Gold vs. Dollar Amid Rapid Geopolitical Developments: A Battle for Safe-Haven Supremacy
The escalating tensions in the Middle East, including the fall of Bashar al-Assad’s government and subsequent Israeli attacks on Damascus, have heightened geopolitical concerns. This, coupled with the resumption of gold purchases by the People’s Bank of China after a six-month pause, has boosted gold demand as a safe-haven asset, driving up its price following a recent correction.
Meanwhile, continued deflation in China has dampened investor confidence in the world’s second-largest economy, raising doubts about the effectiveness of its economic stimulus measures. This has driven investors toward the dollar as a safe-haven, tempering gold’s upward momentum. The competition between gold and the dollar as the premier safe-haven asset remains intense.
The future impact of Middle East developments, particularly in Syria, on gold’s performance will depend on how events unfold, especially if regime change in Syria escalates tensions with Iran. A cautious and measured response from Iran could limit immediate volatility, although the broader implications suggest medium- to long-term gold price increases are inevitable.
Adding to this dynamic are the upcoming US Consumer Price Index (CPI) results, which are the final piece of the puzzle before the Federal Reserve’s December 18 meeting.
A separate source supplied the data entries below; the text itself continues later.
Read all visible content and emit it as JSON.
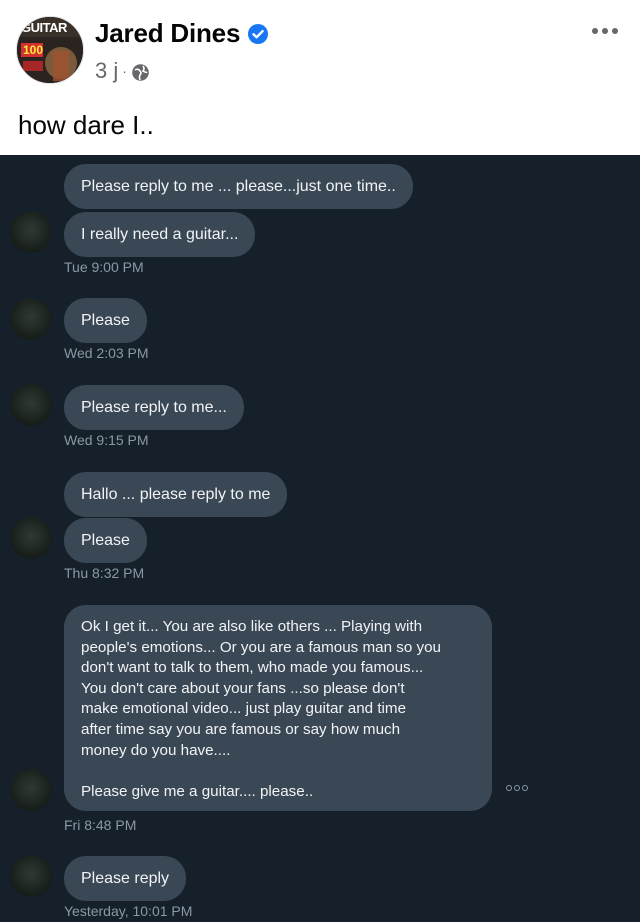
{
  "post": {
    "author": "Jared Dines",
    "time": "3 j",
    "dot": "·",
    "caption": "how dare I..",
    "avatar_text": "GUITAR",
    "avatar_number": "100"
  },
  "chat": {
    "messages": [
      {
        "text": "Please reply to me ... please...just one time.."
      },
      {
        "text": "I really need a guitar..."
      },
      {
        "text": "Please"
      },
      {
        "text": "Please reply to me..."
      },
      {
        "text": "Hallo ... please reply to me"
      },
      {
        "text": "Please"
      },
      {
        "text": "Ok I get it... You are also like others ... Playing with\npeople's emotions... Or you are a famous man so you\ndon't want to talk to them, who made you famous...\nYou don't care about your fans ...so please don't\nmake emotional video... just play guitar and time\nafter time say you are famous or say how much\nmoney do you have....\n\nPlease give me a guitar.... please.."
      },
      {
        "text": "Please reply"
      }
    ],
    "timestamps": [
      "Tue 9:00 PM",
      "Wed 2:03 PM",
      "Wed 9:15 PM",
      "Thu 8:32 PM",
      "Fri 8:48 PM",
      "Yesterday, 10:01 PM"
    ]
  },
  "colors": {
    "chat_background": "#15202b",
    "bubble": "#3a4856",
    "verified": "#1877f2"
  }
}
While November CPI is expected to show a slight uptick, it is unlikely to deter the anticipated 0.25% rate cut unless inflation significantly exceeds expectations. A hotter-than-expected inflation figure could strengthen the dollar and pressure gold prices downward.
Technical Analysis – XAU/USD
- Buy Plan:
The resistance level at 2667.72 could temporarily impede gold’s upward movement. If gold manages to stabilize above this level, it may advance toward targets at 2707.38 and 2725.89. - Sell Plan:
Should 2667.72 hold strongly as resistance, it could push gold down to the 2631.59 and 2604.61 support zones.
Summary of Analysis
Amid rising geopolitical tensions in the Middle East, particularly following the fall of Bashar al-Assad’s government, gold prices rebounded to 2662.84 USD after a recent correction. While deflation in China strengthened the dollar, limiting gold’s upward momentum, breaking through the 2667.72 USD resistance level could propel prices to 2707.38 USD and 2725.89 USD. Failure to break this resistance, however, may see gold retreat to the 2631.59 USD and 2604.61 USD levels. The outcome of US inflation data and developments in Syria will play a crucial role in shaping future price movements.